Last week, the Congressional Budget Office released its report on the budget and economic outlook from 2014 to 2024. Contained within that report was a section on the impact of the Affordable Care Act on the supply of labor, which said this:
The reduction in CBO’s projections of hours worked represents a decline in the number of full-time equivalent workers of about 2.0 million in 2017, rising to about 2.5 million in 2024.Whether through a lack of careful reading inspired by hatred of all things ObamaCare or through an immoral attempt to propagandize through outright falsehood, right-wing media seized upon this figure to claim that the Affordable Care Act would lead to a "loss" of over 2 million jobs. The actual report, of course, said nothing of the kind: it said that the newfound ability created by the Affordable Care Act to be able to get health insurance independent of employment would lead to people choosing to supply fewer labor hours. Doug Elmendorf of the Congressional Budget Office even clarified what the report actually said: that people who were only holding down jobs to get the health insurance benefit from them would choose to either stop working, or not work as many hours; but that actual demand for labor would not be impacted. It was, after all, right there in the text of the report:
The estimated reduction stems almost entirely from a net decline in the amount of labor that workers choose to supply, rather than from a net drop in businesses’ demand for labor, so it will appear almost entirely as a reduction in labor force participation and in hours worked relative to what would have occurred otherwise rather than as an increase in unemployment...This debunking of even more Republican falsehoods should have put an end to the attacks on the Affordable Care Act. But instead, Republicans just modified their position, as explained below the fold.
No longer able to claim that the Affordable Care Act would push people out of the labor market or cost people their jobs, the leading intellectuals of the conservative movement shifted their attacks, railing against the precise fact that the law would enable people to work fewer hours:
Now the line of attack on Obamacare is that being able to work less doesn’t build character.
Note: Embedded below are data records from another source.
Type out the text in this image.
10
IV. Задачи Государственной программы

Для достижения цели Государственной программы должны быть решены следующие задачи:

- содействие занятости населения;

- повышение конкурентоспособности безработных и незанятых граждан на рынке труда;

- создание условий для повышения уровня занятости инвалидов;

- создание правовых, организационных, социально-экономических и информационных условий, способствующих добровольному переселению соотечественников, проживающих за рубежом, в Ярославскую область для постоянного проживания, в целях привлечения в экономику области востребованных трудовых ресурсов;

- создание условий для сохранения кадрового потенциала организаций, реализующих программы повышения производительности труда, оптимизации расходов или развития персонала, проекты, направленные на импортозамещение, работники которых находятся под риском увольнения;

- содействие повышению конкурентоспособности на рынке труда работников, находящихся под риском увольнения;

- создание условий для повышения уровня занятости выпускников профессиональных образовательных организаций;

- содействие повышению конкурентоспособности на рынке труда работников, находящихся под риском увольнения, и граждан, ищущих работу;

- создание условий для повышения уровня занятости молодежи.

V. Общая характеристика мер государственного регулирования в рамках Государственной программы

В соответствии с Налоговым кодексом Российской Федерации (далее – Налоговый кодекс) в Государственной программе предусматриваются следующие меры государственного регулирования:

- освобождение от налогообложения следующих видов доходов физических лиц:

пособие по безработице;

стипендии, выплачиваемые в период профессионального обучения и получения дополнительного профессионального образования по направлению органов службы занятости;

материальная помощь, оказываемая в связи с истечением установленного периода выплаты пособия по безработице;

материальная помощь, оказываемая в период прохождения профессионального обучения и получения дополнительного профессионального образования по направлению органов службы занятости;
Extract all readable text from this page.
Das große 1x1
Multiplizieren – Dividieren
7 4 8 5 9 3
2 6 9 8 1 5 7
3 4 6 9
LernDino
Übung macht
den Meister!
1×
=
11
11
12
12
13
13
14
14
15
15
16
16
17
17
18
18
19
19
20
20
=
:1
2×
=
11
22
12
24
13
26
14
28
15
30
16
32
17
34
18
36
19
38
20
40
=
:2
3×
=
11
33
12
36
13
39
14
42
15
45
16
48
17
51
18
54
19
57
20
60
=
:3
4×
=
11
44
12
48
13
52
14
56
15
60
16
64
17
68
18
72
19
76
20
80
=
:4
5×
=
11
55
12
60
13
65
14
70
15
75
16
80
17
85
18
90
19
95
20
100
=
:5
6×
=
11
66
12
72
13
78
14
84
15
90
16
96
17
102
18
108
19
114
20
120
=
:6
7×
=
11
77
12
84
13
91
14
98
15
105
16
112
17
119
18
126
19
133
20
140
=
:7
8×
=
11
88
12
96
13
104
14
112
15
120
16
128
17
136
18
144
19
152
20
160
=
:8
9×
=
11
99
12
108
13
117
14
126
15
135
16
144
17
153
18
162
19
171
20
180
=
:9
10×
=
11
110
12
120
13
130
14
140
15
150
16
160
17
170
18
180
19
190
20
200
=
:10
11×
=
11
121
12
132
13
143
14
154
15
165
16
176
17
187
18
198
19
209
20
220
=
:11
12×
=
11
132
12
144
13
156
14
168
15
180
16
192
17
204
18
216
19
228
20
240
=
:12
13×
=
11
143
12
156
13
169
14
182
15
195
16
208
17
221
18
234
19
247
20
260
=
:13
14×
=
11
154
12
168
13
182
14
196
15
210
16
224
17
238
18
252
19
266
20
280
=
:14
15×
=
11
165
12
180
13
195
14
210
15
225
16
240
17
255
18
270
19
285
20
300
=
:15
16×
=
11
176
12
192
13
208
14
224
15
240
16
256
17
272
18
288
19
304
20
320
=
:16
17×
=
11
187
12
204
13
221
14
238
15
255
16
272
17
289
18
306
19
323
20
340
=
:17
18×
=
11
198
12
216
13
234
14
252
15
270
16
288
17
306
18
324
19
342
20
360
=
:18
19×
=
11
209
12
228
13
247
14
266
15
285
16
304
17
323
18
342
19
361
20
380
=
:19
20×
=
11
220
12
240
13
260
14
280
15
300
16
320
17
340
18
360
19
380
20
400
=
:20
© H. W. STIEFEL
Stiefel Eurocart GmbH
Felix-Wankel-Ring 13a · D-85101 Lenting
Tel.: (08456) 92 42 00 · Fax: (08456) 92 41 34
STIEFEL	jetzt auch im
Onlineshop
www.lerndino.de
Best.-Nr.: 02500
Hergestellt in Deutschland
Or, in the words of Republican Rep. Paul Ryan, the Affordable Care Act makes it too easy for Americans to choose “not to get on the ladder of life, to begin working, getting the dignity of work, getting more opportunities, rising the income, joining the middle class.”Republican Rep. Trey Gowdy of South Carolina expressed this worldview in the bluntest way possible:
“What the liberals and the Democrats want you to believe is, ‘Well, but you’ll have time to write poetry,’” Gowdy said. “Well, that’s great until you try and buy your grandkid a birthday present or you try and pay the heating bill.”Now, it's obviously ludicrous to suggest that people who are dependent on the income they get from their jobs to pay the heating bill or buy presents for their grandkids will be the ones quitting their jobs or working fewer hours because of the Affordable Care Act. Rather, there is the equivalent of up to 2.5 million full-time workers who would rather not work those hours, but are—either because they would like to retire but have not yet reached Medicare eligibility, or because they want to strike out and become entrepreneurs, or because they would rather work fewer hours and strike a work-life balance that they consider more appropriate. And yet despite the consistent Republican rallying cries of promoting freedom and entrepreneurship, their intellectual leaders are actually arguing that people, and low-wage workers especially, should be coerced into working full-time at jobs that often provide no dignity, just for the sake of knowing that an accident or illness will not completely bankrupt them.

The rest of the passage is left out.